Leaders from the Greenberg Quinlan Rosner polling organization briefed reporters Monday about the results of their most recent survey and focus groups, which find deep opposition to the conservative federal budget plan put forward by Rep. Paul Ryan (R-Wis.) and subsequently embraced by Romney in his White House bid.
At the outset, the Ryan budget (described in Ryan’s own language) barely garners majority support, the pollsters say. And voters raise serious doubts when they hear about proposed cuts—particularly to Medicare, education, and children of the working poor, they add.
Obama’s lead against Romney more than doubles when the election is framed as a choice between the two candidates’ positions on the Ryan budget– particularly its impact on the most vulnerable. The president makes significant gains among key groups, including independents and voters in what pollster Stanley Greenberg terms “the Rising American Electorate”: the unmarried women, youth, and minority voters who drove Obama to victory in 2008.
“This is an important new finding; highlighting the Ryan budget’s impact on the most vulnerable seriously weakens Romney,” the pollsters say in a memo outlining their survey results.
- The Ryan budget is a big target. Even described using Ryan’s own words, support for the budget barely gets majority support.
- Mitt Romney’s embrace of the Ryan budget erodes his support in a close race. Romney’s full-fledged support of the Ryan budget opens him up to attacks on big, decisive issues.
- Voters respond equally to three big critiques of the Ryan budget. Voters reject Ryan’s plan to allow the refundable child tax credit to expire, which would push the families of 2 million children back into poverty. Second, voters are deeply concerned about Ryan’s plan for Medicare and health care spending for seniors. Finally, voters strongly disapprove of cuts to education spending. These three facts about the Ryan budget are the most concerning to voters, especially unmarried women and Hispanic voters.

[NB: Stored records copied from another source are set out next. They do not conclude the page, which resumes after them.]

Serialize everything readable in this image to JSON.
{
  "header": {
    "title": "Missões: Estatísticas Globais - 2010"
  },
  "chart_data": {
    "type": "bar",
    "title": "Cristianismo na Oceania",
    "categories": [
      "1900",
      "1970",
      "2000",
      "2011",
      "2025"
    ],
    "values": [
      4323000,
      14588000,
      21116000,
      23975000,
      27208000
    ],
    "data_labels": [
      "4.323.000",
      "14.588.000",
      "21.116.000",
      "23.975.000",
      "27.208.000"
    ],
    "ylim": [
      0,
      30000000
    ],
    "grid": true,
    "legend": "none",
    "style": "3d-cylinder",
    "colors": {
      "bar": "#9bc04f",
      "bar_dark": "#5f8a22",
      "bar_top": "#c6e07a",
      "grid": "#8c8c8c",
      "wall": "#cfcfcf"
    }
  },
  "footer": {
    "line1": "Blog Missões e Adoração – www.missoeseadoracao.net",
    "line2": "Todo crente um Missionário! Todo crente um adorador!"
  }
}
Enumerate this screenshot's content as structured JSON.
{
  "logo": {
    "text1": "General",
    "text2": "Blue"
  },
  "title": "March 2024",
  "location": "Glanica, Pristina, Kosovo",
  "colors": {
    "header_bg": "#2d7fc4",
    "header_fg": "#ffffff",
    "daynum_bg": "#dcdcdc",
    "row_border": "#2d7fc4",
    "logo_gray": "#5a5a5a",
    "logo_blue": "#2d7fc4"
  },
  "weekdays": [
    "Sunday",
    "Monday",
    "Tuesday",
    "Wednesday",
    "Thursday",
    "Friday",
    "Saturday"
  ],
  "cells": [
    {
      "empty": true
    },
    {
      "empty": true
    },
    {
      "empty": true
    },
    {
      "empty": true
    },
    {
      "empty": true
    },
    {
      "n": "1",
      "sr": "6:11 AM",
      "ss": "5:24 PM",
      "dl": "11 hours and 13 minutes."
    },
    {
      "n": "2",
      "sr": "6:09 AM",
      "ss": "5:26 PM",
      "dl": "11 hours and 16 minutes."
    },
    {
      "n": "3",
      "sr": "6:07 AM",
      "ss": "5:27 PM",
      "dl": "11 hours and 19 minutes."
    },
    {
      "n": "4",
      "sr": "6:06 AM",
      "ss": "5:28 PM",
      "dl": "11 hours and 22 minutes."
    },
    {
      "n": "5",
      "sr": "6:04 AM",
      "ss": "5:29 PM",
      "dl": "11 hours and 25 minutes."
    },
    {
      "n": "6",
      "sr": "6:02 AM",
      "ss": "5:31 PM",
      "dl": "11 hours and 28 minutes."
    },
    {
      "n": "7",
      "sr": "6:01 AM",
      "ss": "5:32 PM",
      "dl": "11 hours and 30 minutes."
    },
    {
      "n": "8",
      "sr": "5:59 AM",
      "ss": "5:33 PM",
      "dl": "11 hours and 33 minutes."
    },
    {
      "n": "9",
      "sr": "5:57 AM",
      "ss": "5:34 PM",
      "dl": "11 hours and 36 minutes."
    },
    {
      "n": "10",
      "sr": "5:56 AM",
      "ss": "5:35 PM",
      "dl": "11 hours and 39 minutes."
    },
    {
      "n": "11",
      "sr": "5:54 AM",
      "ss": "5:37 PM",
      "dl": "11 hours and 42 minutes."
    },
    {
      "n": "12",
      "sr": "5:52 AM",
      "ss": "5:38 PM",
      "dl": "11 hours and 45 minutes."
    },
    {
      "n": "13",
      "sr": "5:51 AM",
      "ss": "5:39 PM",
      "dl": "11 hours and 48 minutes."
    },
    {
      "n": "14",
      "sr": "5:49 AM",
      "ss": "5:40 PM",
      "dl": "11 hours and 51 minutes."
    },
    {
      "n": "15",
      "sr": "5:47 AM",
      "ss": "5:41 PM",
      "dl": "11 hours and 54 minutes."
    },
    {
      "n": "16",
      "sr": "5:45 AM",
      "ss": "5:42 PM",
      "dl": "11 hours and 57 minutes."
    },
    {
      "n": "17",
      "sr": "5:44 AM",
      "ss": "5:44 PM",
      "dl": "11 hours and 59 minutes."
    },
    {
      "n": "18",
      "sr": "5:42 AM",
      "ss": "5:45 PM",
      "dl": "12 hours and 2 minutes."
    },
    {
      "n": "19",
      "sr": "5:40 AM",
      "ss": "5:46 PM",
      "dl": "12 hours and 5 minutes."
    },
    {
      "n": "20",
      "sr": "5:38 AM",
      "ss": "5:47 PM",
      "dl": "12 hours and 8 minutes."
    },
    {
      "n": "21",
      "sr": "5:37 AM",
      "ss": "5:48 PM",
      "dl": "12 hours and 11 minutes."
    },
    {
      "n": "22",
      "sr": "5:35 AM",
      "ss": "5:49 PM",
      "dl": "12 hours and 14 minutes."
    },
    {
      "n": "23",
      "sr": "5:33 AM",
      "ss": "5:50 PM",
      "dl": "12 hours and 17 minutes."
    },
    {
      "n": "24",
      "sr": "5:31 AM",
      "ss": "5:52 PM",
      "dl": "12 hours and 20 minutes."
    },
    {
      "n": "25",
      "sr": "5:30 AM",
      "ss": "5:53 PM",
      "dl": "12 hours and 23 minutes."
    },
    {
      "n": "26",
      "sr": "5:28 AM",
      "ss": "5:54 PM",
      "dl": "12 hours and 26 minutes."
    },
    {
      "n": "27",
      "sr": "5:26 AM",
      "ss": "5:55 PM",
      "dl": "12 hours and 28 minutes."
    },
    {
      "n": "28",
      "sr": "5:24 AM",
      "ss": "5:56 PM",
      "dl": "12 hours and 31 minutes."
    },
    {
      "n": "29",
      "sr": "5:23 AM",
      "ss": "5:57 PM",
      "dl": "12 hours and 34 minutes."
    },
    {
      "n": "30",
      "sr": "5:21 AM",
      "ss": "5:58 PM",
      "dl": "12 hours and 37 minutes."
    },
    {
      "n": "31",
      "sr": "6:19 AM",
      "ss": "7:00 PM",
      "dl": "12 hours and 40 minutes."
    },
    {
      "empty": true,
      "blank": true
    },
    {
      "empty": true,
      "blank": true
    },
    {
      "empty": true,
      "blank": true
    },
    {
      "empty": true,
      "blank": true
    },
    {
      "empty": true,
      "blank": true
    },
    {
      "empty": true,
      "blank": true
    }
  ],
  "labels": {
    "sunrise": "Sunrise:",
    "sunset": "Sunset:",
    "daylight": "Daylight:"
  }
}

- Concern for the most vulnerable has a ballot box impact. After hearing balanced facts about the Ryan budget and messages on both sides, we asked voters to weigh the two presidential candidates based on their positions on the Ryan budget and its impact on the most vulnerable. Not only does focusing on the most vulnerable not hurt the president, it helps him – Obama’s margin widens to 9 points, with his vote climbing above 50 percent.
The pollsters say their results are based on a national survey of 1,000 likely 2012 voters conducted June 23-28, with an overall margin of error= +/- 3.1 percentage points at 95% confidence. They add that their results also are based on an intentional oversample of 200 self-identified Hispanic voters. These interviews were conducted in both English and Spanish language, depending on the preference of the respondent. Lastly, the results are based on two focus groups conducted among college and non-college swing women in Columbus, Ohio on June 4.